When he still doesn't answer, I say, “I promise we'll play a different game tomorrow.” I don't know if it was freeze tag that set him off, or if it was an unexpected hand on his back, or if it was just the sun and the grass and the day all around him. It could have been anything. It feels horrible not to know exactly what.

But still I keep talking, sounding desperate even to myself. “We'll try capture the flag,” I promise, even though each day we attempt a new game, and each day it ends this same way. “Or red light, green light. Or follow the leader! I think you'd really like follow the leader…”

Noah doesn't say anything. He simply stands up, his face entirely blank, then brushes the grass off his knees and walks toward the parking lot.

It's not much, but I take it as a yes. And I follow him.

*   *   *

At the end of every day, there's the chaos of pickup time: a half hour of attempting to direct traffic and shepherd kids as mothers glare at the cars in front of them and nannies shout for their charges not to forget their lunch boxes and counselors do their best to make sure nobody gets hit by a slow-moving minivan.

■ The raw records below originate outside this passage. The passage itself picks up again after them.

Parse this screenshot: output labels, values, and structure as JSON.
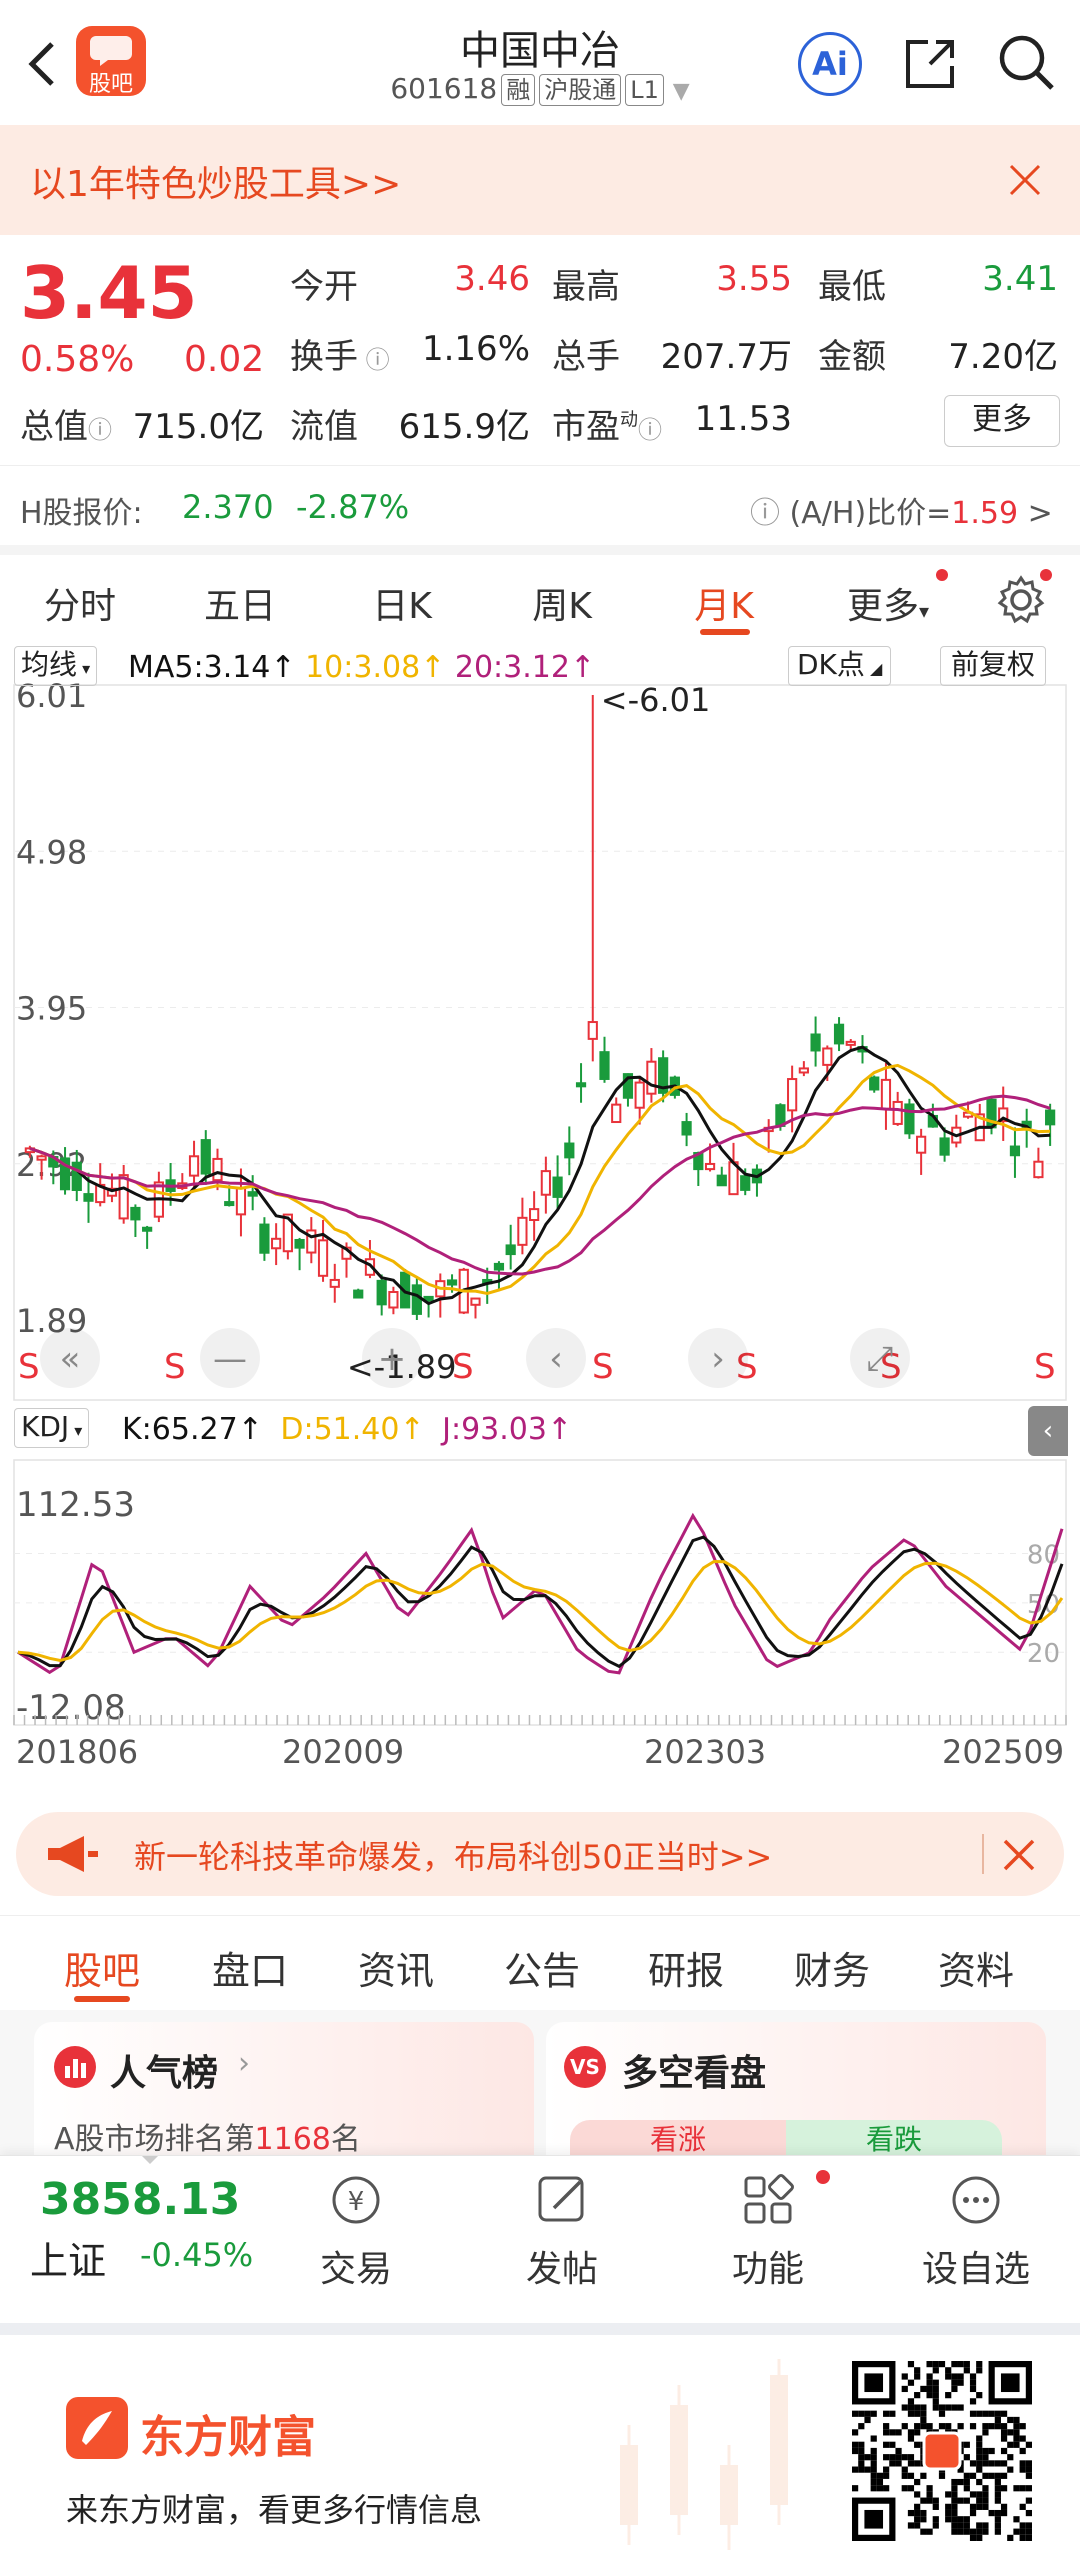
{
  "header": {
    "title": "中国中冶",
    "code": "601618",
    "tags": [
      "融",
      "沪股通",
      "L1"
    ],
    "logo_label": "股吧",
    "ai_label": "Ai"
  },
  "banner": {
    "text": "以1年特色炒股工具>>"
  },
  "quote": {
    "price": "3.45",
    "change_pct": "0.58%",
    "change": "0.02",
    "open_label": "今开",
    "open": "3.46",
    "high_label": "最高",
    "high": "3.55",
    "low_label": "最低",
    "low": "3.41",
    "turnover_label": "换手",
    "turnover": "1.16%",
    "volume_label": "总手",
    "volume": "207.7万",
    "amount_label": "金额",
    "amount": "7.20亿",
    "mktcap_label": "总值",
    "mktcap": "715.0亿",
    "float_label": "流值",
    "float": "615.9亿",
    "pe_label": "市盈",
    "pe_sup": "动",
    "pe": "11.53",
    "more_label": "更多"
  },
  "hshare": {
    "label": "H股报价:",
    "price": "2.370",
    "change": "-2.87%",
    "ah_label": "(A/H)比价=",
    "ah_value": "1.59",
    "arrow": ">"
  },
  "tabs": [
    "分时",
    "五日",
    "日K",
    "周K",
    "月K",
    "更多"
  ],
  "active_tab": 4,
  "kline": {
    "indicator": "均线",
    "ma5": "MA5:3.14↑",
    "ma10": "10:3.08↑",
    "ma20": "20:3.12↑",
    "dk_label": "DK点",
    "adjust_label": "前复权",
    "price_labels": [
      "6.01",
      "4.98",
      "3.95",
      "2.92",
      "1.89"
    ],
    "max_label": "<-6.01",
    "min_label": "<-1.89",
    "s_marks": [
      "S",
      "S",
      "S",
      "S",
      "S",
      "S",
      "S",
      "S"
    ],
    "colors": {
      "up": "#e8323a",
      "down": "#1a9b3c",
      "ma5": "#111111",
      "ma10": "#f0b400",
      "ma20": "#b0207a"
    }
  },
  "kdj": {
    "indicator": "KDJ",
    "k": "K:65.27↑",
    "d": "D:51.40↑",
    "j": "J:93.03↑",
    "top": "112.53",
    "bottom": "-12.08",
    "levels": [
      "80",
      "50",
      "20"
    ],
    "dates": [
      "201806",
      "202009",
      "202303",
      "202509"
    ]
  },
  "ad2": {
    "text": "新一轮科技革命爆发，布局科创50正当时>>"
  },
  "subtabs": [
    "股吧",
    "盘口",
    "资讯",
    "公告",
    "研报",
    "财务",
    "资料"
  ],
  "cards": {
    "left_title": "人气榜",
    "left_sub_a": "A股市场排名第",
    "left_rank": "1168",
    "left_sub_b": "名",
    "right_title": "多空看盘",
    "bull": "看涨",
    "bear": "看跌"
  },
  "bottom": {
    "index_value": "3858.13",
    "index_name": "上证",
    "index_change": "-0.45%",
    "nav": [
      "交易",
      "发帖",
      "功能",
      "设自选"
    ]
  },
  "footer": {
    "brand": "东方财富",
    "slogan": "来东方财富，看更多行情信息"
  }
}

Today, I'm in charge of keeping things running on time, which basically means standing in the middle of it all and hoping I don't get clipped by a side mirror. It's only 2:07, and already more than half the kids have been whisked away. The rest are sitting cross-legged under the trees in front of the entrance to the school, digging through their backpacks or trading woven bracelets or tossing things at the junior counselors.

We're right on schedule, but I still can't help glancing at my watch. Griffin is supposed to be picking me up at 2:30, and though everyone is usually gone by twenty after, that still leaves me only a few minutes to change. I've brought my favorite outfit, a pale-yellow sundress that's probably a bit much for a trip to an arcade. But there's no way I'll be wearing my sweaty camp clothes when I see him again. Not this time.

By 2:18, there are three kids left: a pair of eight-year-old identical twins who match right down to their orange sneakers, and Noah, who is sitting with his back to the parking lot, tapping intently on the trunk of a tree.